On 4 April 2025, the SEC’s Division of Corporation Finance (Division) issued a statement (Statement) providing that the offer and sale of certain “Covered Stablecoins” do not involve the offer and sale of securities within the meaning of federal securities laws. As such, persons involved in the process of offering, selling and redeeming Covered Stablecoins are not required to register those transactions with the SEC or rely on an exemption from registration.
The Division defines “Covered Stablecoins” as crypto assets that are designed to maintain a stable value relative to the US Dollar (USD) on a one-for-one basis, can be redeemed for USD on a one-for-one basis, and are backed by low-risk and readily liquid assets held in a reserve, with a USD value that, at a minimum, meets the redemption value of the stablecoins in circulation. Accordingly, stablecoins outside this definition – including those that are pegged to the price of digital assets or other currencies besides USD and algorithmic stablecoins – are not covered by the guidance included in the Statement.

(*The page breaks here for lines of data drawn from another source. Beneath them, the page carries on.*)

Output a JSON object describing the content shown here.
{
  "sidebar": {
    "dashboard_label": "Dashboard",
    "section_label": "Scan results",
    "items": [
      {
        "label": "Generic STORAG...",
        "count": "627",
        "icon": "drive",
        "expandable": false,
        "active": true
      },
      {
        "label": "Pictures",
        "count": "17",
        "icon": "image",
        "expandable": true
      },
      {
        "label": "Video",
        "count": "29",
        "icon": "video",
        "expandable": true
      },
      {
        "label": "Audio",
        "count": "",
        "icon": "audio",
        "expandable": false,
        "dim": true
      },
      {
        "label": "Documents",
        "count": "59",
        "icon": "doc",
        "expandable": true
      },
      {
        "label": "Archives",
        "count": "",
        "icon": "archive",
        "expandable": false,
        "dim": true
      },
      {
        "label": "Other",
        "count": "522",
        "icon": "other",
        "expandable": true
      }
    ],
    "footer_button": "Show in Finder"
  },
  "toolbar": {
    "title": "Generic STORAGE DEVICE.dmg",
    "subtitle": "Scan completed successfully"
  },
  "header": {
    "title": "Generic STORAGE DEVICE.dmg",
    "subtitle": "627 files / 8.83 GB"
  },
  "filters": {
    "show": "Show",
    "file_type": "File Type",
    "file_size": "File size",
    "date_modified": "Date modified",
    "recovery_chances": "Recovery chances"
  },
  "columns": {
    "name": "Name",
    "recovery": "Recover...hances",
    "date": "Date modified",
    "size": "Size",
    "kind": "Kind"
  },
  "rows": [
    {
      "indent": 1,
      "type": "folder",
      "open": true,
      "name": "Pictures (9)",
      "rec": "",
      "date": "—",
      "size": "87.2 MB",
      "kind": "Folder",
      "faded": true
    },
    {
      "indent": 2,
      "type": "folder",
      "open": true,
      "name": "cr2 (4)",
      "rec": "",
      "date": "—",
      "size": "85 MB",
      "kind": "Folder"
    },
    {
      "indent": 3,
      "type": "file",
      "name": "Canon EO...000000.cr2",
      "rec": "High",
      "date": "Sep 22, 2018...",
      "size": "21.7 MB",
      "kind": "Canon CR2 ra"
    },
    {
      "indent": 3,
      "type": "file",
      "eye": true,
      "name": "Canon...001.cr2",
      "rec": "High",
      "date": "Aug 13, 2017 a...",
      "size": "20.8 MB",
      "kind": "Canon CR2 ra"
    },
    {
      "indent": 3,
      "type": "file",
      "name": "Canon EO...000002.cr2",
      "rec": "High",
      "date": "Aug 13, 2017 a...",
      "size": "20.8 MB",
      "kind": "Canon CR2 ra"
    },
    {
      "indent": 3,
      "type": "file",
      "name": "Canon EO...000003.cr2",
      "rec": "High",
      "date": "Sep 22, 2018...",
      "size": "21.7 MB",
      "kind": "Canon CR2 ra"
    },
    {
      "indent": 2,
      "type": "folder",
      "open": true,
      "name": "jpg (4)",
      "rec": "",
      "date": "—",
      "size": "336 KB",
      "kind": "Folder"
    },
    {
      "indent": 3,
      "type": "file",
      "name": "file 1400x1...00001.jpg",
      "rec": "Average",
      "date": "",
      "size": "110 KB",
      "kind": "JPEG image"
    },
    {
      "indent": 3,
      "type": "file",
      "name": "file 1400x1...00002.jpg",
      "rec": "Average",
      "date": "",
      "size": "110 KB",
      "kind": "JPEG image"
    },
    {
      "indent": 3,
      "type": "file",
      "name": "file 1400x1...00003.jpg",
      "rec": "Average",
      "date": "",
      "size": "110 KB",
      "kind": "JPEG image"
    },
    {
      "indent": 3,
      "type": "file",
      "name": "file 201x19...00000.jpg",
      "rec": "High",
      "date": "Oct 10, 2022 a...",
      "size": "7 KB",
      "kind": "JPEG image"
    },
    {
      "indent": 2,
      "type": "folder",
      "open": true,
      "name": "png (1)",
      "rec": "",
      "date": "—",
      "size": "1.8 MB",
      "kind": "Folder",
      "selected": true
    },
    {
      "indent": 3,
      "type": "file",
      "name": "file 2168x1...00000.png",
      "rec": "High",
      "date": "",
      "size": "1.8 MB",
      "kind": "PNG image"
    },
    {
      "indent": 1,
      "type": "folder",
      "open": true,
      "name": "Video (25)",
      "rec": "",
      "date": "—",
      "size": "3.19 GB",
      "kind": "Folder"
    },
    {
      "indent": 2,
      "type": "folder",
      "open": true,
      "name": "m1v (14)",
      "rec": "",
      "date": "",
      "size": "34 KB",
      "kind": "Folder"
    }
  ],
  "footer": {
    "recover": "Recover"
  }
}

The Division provided its analyses of Covered Stablecoins under Reves v. Ernst & Young and SEC v. W.J. Howey Co., the key cases setting forth the tests for whether an asset is a “security.” If not considered to be “securities,” Covered Stablecoins would likely be considered “commodities,” and thus subject to the enforcement jurisdiction of the CFTC. However, legislation currently pending in Congress could shift oversight of these digital assets to banking regulators.
Commissioner Caroline Crenshaw criticized the Statement as doing “a real disservice to USD-stablecoin holders,” and questioned whether any existing stablecoin falls within the scope of “Covered Stablecoin”.
Following the Division’s recent Statement on Meme Coins, the Statement appears to be another small but positive step towards regulatory clarity for the digital asset industry.